The pre-Christmas boost for borrowers in the world’s biggest economy took rates down to a range of 4.25 to 4.5 per cent, a full percentage point lower than where they were in September.
But it was described as a ‘hawkish cut’ by economists, as projections published alongside the decision by the US Federal Reserve suggested there would be just two further quarter-percentage point cuts next year, down from four.
And Federal Reserve chairman Jerome Powell said the central bank’s decision to move at all was a ‘closer call’ than before – while next year it would be ‘cautious’ about doing so again.
The decision comes ahead of the Bank of England’s last meeting of the year today, which is widely expected to see rates in the UK left on hold.
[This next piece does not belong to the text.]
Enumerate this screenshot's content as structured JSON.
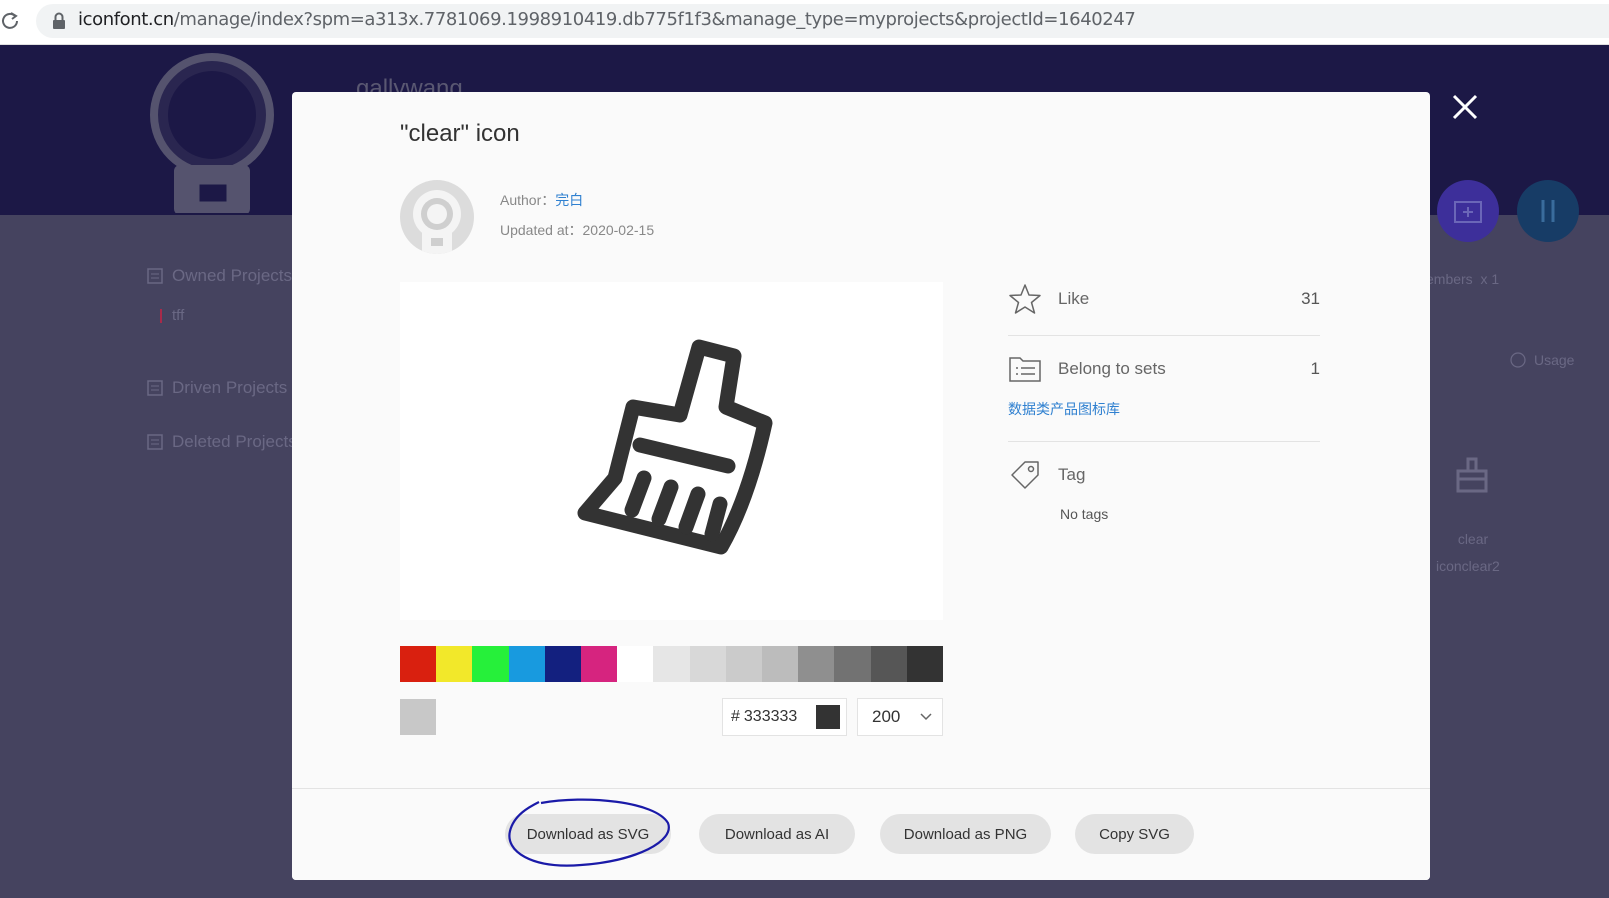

Close call: The US Federal Reserve cut interest rates down to a range of 4.25 to 4.5%, a full percentage point lower than where they were in September
The Fed’s latest projections are the first since Donald Trump’s presidential election victory in November.
It has marked up its forecast for inflation, which is predicted to be 2.5 per cent for 2025, from a previous figure of 2.1 per cent and further away from the Fed’s 2 per cent target.
US inflation has already been proving more stubborn than expected, ticking up to 2.7 per cent in November, a four-month high.
And there are fears that price pressures could be pushed upward by policies favoured by Trump, such as steep import tariffs, big tax cuts and immigration curbs.
Continued low unemployment and robust economic growth are also on the minds of rate-setters in deciding whether it is necessary to keep cutting rates at all.
And Powell told reporters that some Fed rate-setters were starting to take into account ‘policy uncertainty’ – a clear reference to the Trump presidency – as they made their projections.
‘When the path is uncertain you go a little bit slower – it’s not unlike driving on a foggy night or walking into a dark room full of furniture. You just slow down,’ he added.
He said that there would need to be progress on inflation for there to be further rate cuts.
Today, the Bank of England is expected to leave rates unchanged at 4.75 per cent.
It has lagged behind the US and the eurozone in bringing down the cost of borrowing over recent months.
But official UK figures this week showing wages growing at a higher-than-expected 5.2 per cent and inflation climbing to 2.6 per cent are likely to have cemented the Bank’s decision to stay put.